The unspecific huIgG as well as sialylated mIgG1 antibodies attenuated the anti-TNP mIgG1-mediated anaphylaxis, whereas the degal mIgG1 antibodies had no effect (Fig 1, D and F, and Fig E2, B and C). Notably, the IgG sialylation-mediated inhibition required SIGN-R1 (Fig 1, E and F) and FcγRIIB (Fig 1, G), whereas SIGN-R1 had no influence on the anti-TNP mIgG1-mediated anaphylaxis itself (Fig E2, D). We could not revoke the SIGN-R1–dependent effect with anti–IL-4 or anti–IL-33R blocking antibodies (data not shown), suggesting further as yet unclear SIGN-R1–dependent inhibitory pathways.
Interestingly, sialylated mIgG2a mAbs (clone C1.18.4; 50 mg/kg) with irrelevant specificitiesE24 failed to suppress the anti-TNP mIgG-mediated anaphylaxis (Fig 1, H, and Fig E2, E), further indicating that, in contrast to mIgG1 or mIgG2b,2,8,9,E20,E21,E25,E26 effector functions of mIgG2a antibodies might be less dependent on Fc glycosylation.2,E25,E27 Instead, in vitro galactosylated plus sialylated purified serum huIgG4 attenuated the anti-TNP mIgG1-induced anaphylaxis (Fig E2, F and G).
We further observed that sole intraperitoneal injection of huIgG (IVIg; 1 g/kg) or intravenous injection of sialylated mIgG1 (clone MOPC-21; 50 mg/kg), but not IgG2a (clone C1.18.4, 50 mg/kg), mAbs upregulated FcγRIIB expression on blood classical monocytes and eosinophils, which was detected by flow cytometry 24 hours later (Fig 1, I and J). FcγRIIB expression on murine neutrophils was too low to identify significant differences (data not shown).

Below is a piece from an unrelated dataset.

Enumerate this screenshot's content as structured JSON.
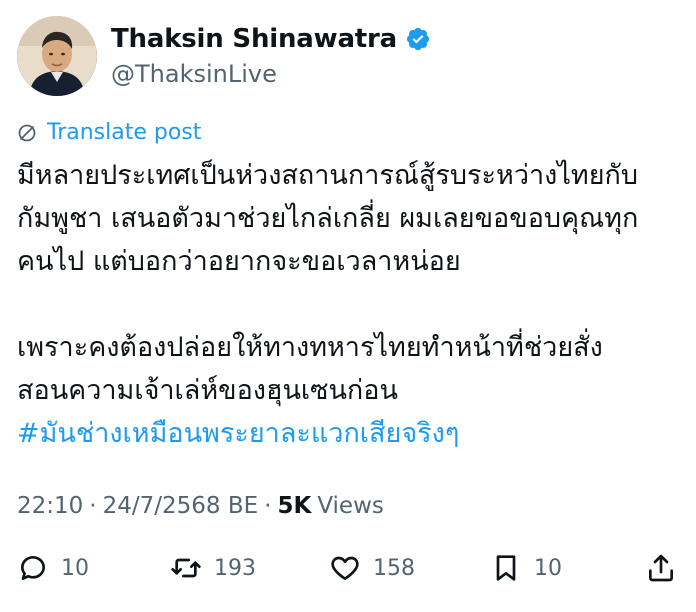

Importantly, timing, rather than antigen specificity, is critical for inhibitory effects of sialylated mIgG1 antibodies. Indeed, when applied 1 day in advance, both mIgG1 antibodies with irrelevant specificity (Fig 1, F) as well as antigen-specific (ie, anti-TNP) mIgG1 antibodies (see Fig E3, A-C, in this article’s Online Repository at www.jacionline.org),2, when sialylated, suppressed anti-TNP mIgG1-mediated anaphylaxis. In contrast, Fc sialylation had no significant effect on the ability of antigen-specific mIgG1 antibodies to induce anaphylactic reactions in the 30-minute model (Fig E3, D and E). We therefore conclude that this delay might be critical for modulating FcγRIIB expression in an IgG Fc sialylation–dependent manner.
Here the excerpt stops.